Zu den Bereichen POG und Courtage

Mag. Marguerita Sedrati-Müller, Rechtsanwältin im Insurance-Team der Wiener Wirtschaftskanzlei Schönherr, bot Einblicke in den Bereich POG (Product Oversight and Governance) unter besonderer Berücksichtigung von Abgrenzungsfragen und des wirksamen Zusammenspiels zwischen Versicherer und Versicherungsvermittlung. Auch über Haftungsfragen nach dem Zivilrecht, etwa nach § 28 Z 3 MaklerG, und die Möglichkeiten der FMA nach § 275 Abs 1 Versicherungsaufsichtsgesetz (VAG) samt Verwaltungsstrafen nach den Paragrafen 256a und 322 VAG sowie nach § 366c Gewerbeordnung wurde informiert.

Den Abschluss der Präsentationen bildete Mag. Markus Freilinger, auf Versicherungsrecht spezialisierter selbständiger Rechtsanwalt in Wien, und das Thema Courtagevereinbarungen mit Versicherern. Durch die Umsetzung der IDD, der EU-Versicherungsvertriebsrichtlinie, und der DSGVO ergeben sich hier Neuerungen, die zu Anpassungen in den Klauseln führten. So bergen etwa die neu eingeführten Qualitätskriterien, mit denen unter anderem die Beratung oder Weiterbildung von MaklerInnen beurteilt wird, Fallstricke. Auch die Problemfelder der erweiterten Beratungs- und Informationspflichten der MaklerInnen, Schad- und Klaglosvereinbarungen sowie Pflichten aus FATCA (Foreign Account Tax Compliance Act) wurden erörtert.

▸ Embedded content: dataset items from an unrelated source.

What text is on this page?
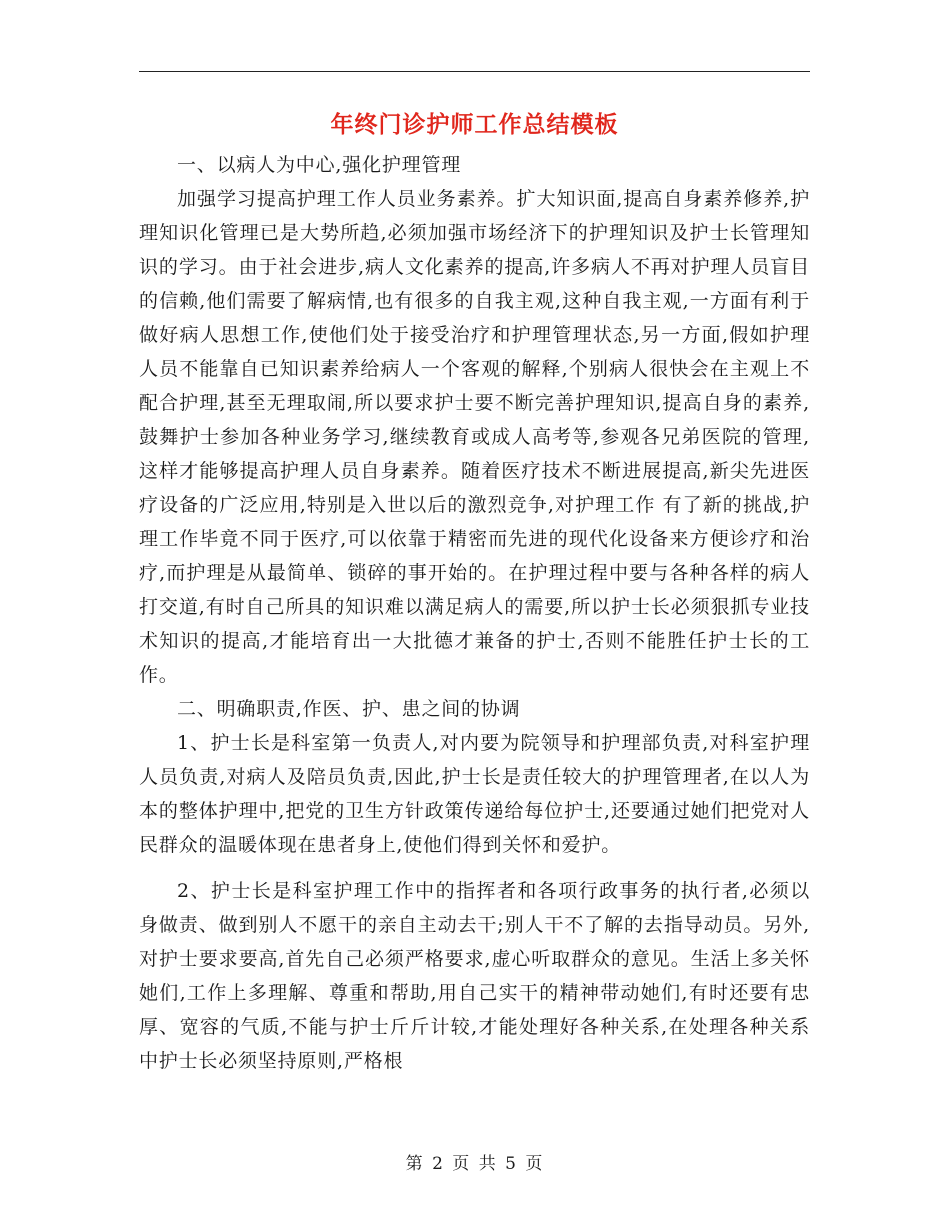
年终门诊护师工作总结模板

一、以病人为中心,强化护理管理

加强学习提高护理工作人员业务素养。扩大知识面,提高自身素养修养,护理知识化管理已是大势所趋,必须加强市场经济下的护理知识及护士长管理知识的学习。由于社会进步,病人文化素养的提高,许多病人不再对护理人员盲目的信赖,他们需要了解病情,也有很多的自我主观,这种自我主观,一方面有利于做好病人思想工作,使他们处于接受治疗和护理管理状态,另一方面,假如护理人员不能靠自已知识素养给病人一个客观的解释,个别病人很快会在主观上不配合护理,甚至无理取闹,所以要求护士要不断完善护理知识,提高自身的素养,鼓舞护士参加各种业务学习,继续教育或成人高考等,参观各兄弟医院的管理,这样才能够提高护理人员自身素养。随着医疗技术不断进展提高,新尖先进医疗设备的广泛应用,特别是入世以后的激烈竞争,对护理工作 有了新的挑战,护理工作毕竟不同于医疗,可以依靠于精密而先进的现代化设备来方便诊疗和治疗,而护理是从最简单、锁碎的事开始的。在护理过程中要与各种各样的病人打交道,有时自己所具的知识难以满足病人的需要,所以护士长必须狠抓专业技术知识的提高,才能培育出一大批德才兼备的护士,否则不能胜任护士长的工作。

二、明确职责,作医、护、患之间的协调

1、护士长是科室第一负责人,对内要为院领导和护理部负责,对科室护理人员负责,对病人及陪员负责,因此,护士长是责任较大的护理管理者,在以人为本的整体护理中,把党的卫生方针政策传递给每位护士,还要通过她们把党对人民群众的温暖体现在患者身上,使他们得到关怀和爱护。

2、护士长是科室护理工作中的指挥者和各项行政事务的执行者,必须以身做责、做到别人不愿干的亲自主动去干;别人干不了解的去指导动员。另外,对护士要求要高,首先自己必须严格要求,虚心听取群众的意见。生活上多关怀她们,工作上多理解、尊重和帮助,用自己实干的精神带动她们,有时还要有忠厚、宽容的气质,不能与护士斤斤计较,才能处理好各种关系,在处理各种关系中护士长必须坚持原则,严格根

第 2 页 共 5 页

Nächstes Versicherungsforum in Planung

Auch im Online-Format ließ es sich Mag. Friedrich Faulhammer, Rektor der Donau-Universität Krems, nicht nehmen, die Veranstaltung zu eröffnen. Die Moderation des Kremser Versicherungsforums übernahmen Prof. Mag. Erwin Gisch, MBA, Geschäftsführer des Fachverbands der Versicherungsmakler, und Dr. Klaus Koban, Geschäftsführer der Koban Südvers Group GmbH. Das Forum fand unter Mitwirkung des Fachverbands der Versicherungsmakler und Berater in Versicherungsangelegenheiten der Wirtschaftskammer Österreich statt und ist zum Erwerb des Weiterbildungszertifikats anrechenbar.

Die siebente Auflage des Kremser Versicherungsforums ist für den 9. November 2021 geplant. Ein Tagungsband zum 6. Kremser Versicherungsforum wird im Manz-Verlag vorbereitet.